Les mots se filent, l'émoi s'effiloche.
Des bobines en pagaille, du désordre, partout, un instant de chaos.
C'était la première impression que l'on avait d'elle. En rentrant dans son appartement.
Rien n'était rangé. Sa vie comme un entassement de bêtises, un amoncellement d'objets, de poussières et de souvenirs patinés. Ou peut-être des photos accrochés le long d'un fil.
On s'asseyait sur des tapis. Certains attrapait un coussin, s'allongeait. Habitués. A même le sol.

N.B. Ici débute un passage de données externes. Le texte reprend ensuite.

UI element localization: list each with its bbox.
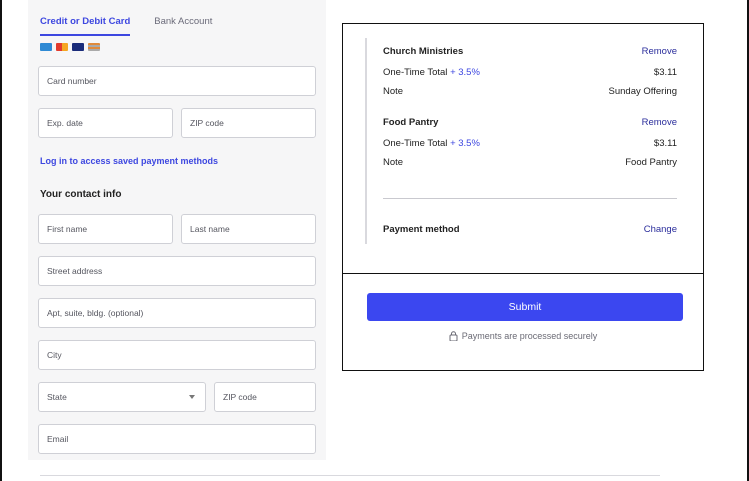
card-number-input[interactable]: [47, 76, 315, 86]
fund-name: Church Ministries: [383, 46, 464, 57]
fee-label: + 3.5%: [450, 138, 480, 149]
city-input[interactable]: [47, 350, 315, 360]
apt-input[interactable]: [47, 308, 315, 318]
order-summary: Church Ministries Remove One-Time Total …: [342, 23, 704, 371]
amount: $3.11: [653, 138, 677, 149]
section-divider: [343, 273, 703, 274]
email-input[interactable]: [47, 434, 315, 444]
first-name-field[interactable]: [38, 214, 173, 244]
payment-tabs: Credit or Debit Card Bank Account: [40, 16, 212, 36]
secure-note: Payments are processed securely: [343, 331, 703, 341]
payment-method-label: Payment method: [383, 224, 460, 235]
summary-item-2-total: One-Time Total + 3.5% $3.11: [383, 138, 677, 149]
mastercard-icon: [56, 43, 68, 51]
summary-item-2-header: Food Pantry Remove: [383, 117, 677, 128]
contact-info-heading: Your contact info: [40, 189, 122, 200]
discover-icon: [88, 43, 100, 51]
remove-button[interactable]: Remove: [642, 117, 677, 128]
summary-divider: [383, 198, 677, 199]
note-label: Note: [383, 157, 404, 168]
total-label: One-Time Total: [383, 138, 448, 149]
apt-field[interactable]: [38, 298, 316, 328]
note-value: Sunday Offering: [608, 86, 677, 97]
email-field[interactable]: [38, 424, 316, 454]
last-name-input[interactable]: [190, 224, 315, 234]
visa-icon: [72, 43, 84, 51]
exp-date-input[interactable]: [47, 118, 172, 128]
payment-form-panel: Credit or Debit Card Bank Account Log in…: [28, 0, 326, 460]
summary-item-2-note: Note Food Pantry: [383, 157, 677, 168]
street-address-input[interactable]: [47, 266, 315, 276]
change-payment-button[interactable]: Change: [644, 224, 677, 235]
tab-bank-account[interactable]: Bank Account: [154, 16, 212, 36]
note-label: Note: [383, 86, 404, 97]
submit-button[interactable]: Submit: [367, 293, 683, 321]
card-brand-icons: [40, 43, 100, 51]
zip-code-field[interactable]: [214, 382, 316, 412]
first-name-input[interactable]: [47, 224, 172, 234]
secure-note-text: Payments are processed securely: [461, 331, 598, 341]
saved-payment-methods-link[interactable]: Log in to access saved payment methods: [40, 156, 218, 166]
fee-label: + 3.5%: [450, 67, 480, 78]
state-select-value: State: [47, 392, 67, 402]
page-bottom-divider: [40, 475, 660, 476]
card-zip-input[interactable]: [190, 118, 315, 128]
state-select[interactable]: State: [38, 382, 206, 412]
card-number-field[interactable]: [38, 66, 316, 96]
card-zip-field[interactable]: [181, 108, 316, 138]
zip-code-input[interactable]: [223, 392, 315, 402]
payment-method-row: Payment method Change: [383, 224, 677, 235]
fund-name: Food Pantry: [383, 117, 439, 128]
remove-button[interactable]: Remove: [642, 46, 677, 57]
note-value: Food Pantry: [625, 157, 677, 168]
last-name-field[interactable]: [181, 214, 316, 244]
chevron-down-icon: [189, 395, 195, 399]
amex-icon: [40, 43, 52, 51]
street-address-field[interactable]: [38, 256, 316, 286]
summary-item-1-note: Note Sunday Offering: [383, 86, 677, 97]
summary-item-1-header: Church Ministries Remove: [383, 46, 677, 57]
tab-credit-card[interactable]: Credit or Debit Card: [40, 16, 131, 36]
exp-date-field[interactable]: [38, 108, 173, 138]
amount: $3.11: [653, 67, 677, 78]
summary-item-1-total: One-Time Total + 3.5% $3.11: [383, 67, 677, 78]
summary-accent-bar: [365, 38, 367, 244]
lock-icon: [449, 331, 458, 341]
total-label: One-Time Total: [383, 67, 448, 78]
city-field[interactable]: [38, 340, 316, 370]
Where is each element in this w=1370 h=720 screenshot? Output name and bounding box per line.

Quand on lui demandait pourquoi, au milieu de tant choses, il y avait si peu de meubles, elle répondait que ça rapprochait les gens. D'être au même niveau, et de n'avoir qu'à pousser, passer les objets pour faire tomber les murs en béton armé que l'on s'efforce de tisser, sous couvert de communiquer.
Elle aspirait à la communion, soi-disant. C'est sûr qu'on expérimentait une vision nouvelle. Je ne me souviens plus très bien de ce que l'on faisait, seulement de volutes de fumée. L'impression que le temps était figé.
Ce n'était bien sûr pas important.
Elle était une collection d'instants futiles, sans but. Le capharnaüm ambiant le clamait: cela n'a pas de sens. Vous n'irez nulle part. Elle nous offrait un répit dont on ne savait rien, pour que lorsque l'on aurait compris que nous luttons tous pour arriver à une fin abrupte, on s'en aille en connaissant notre ignorance.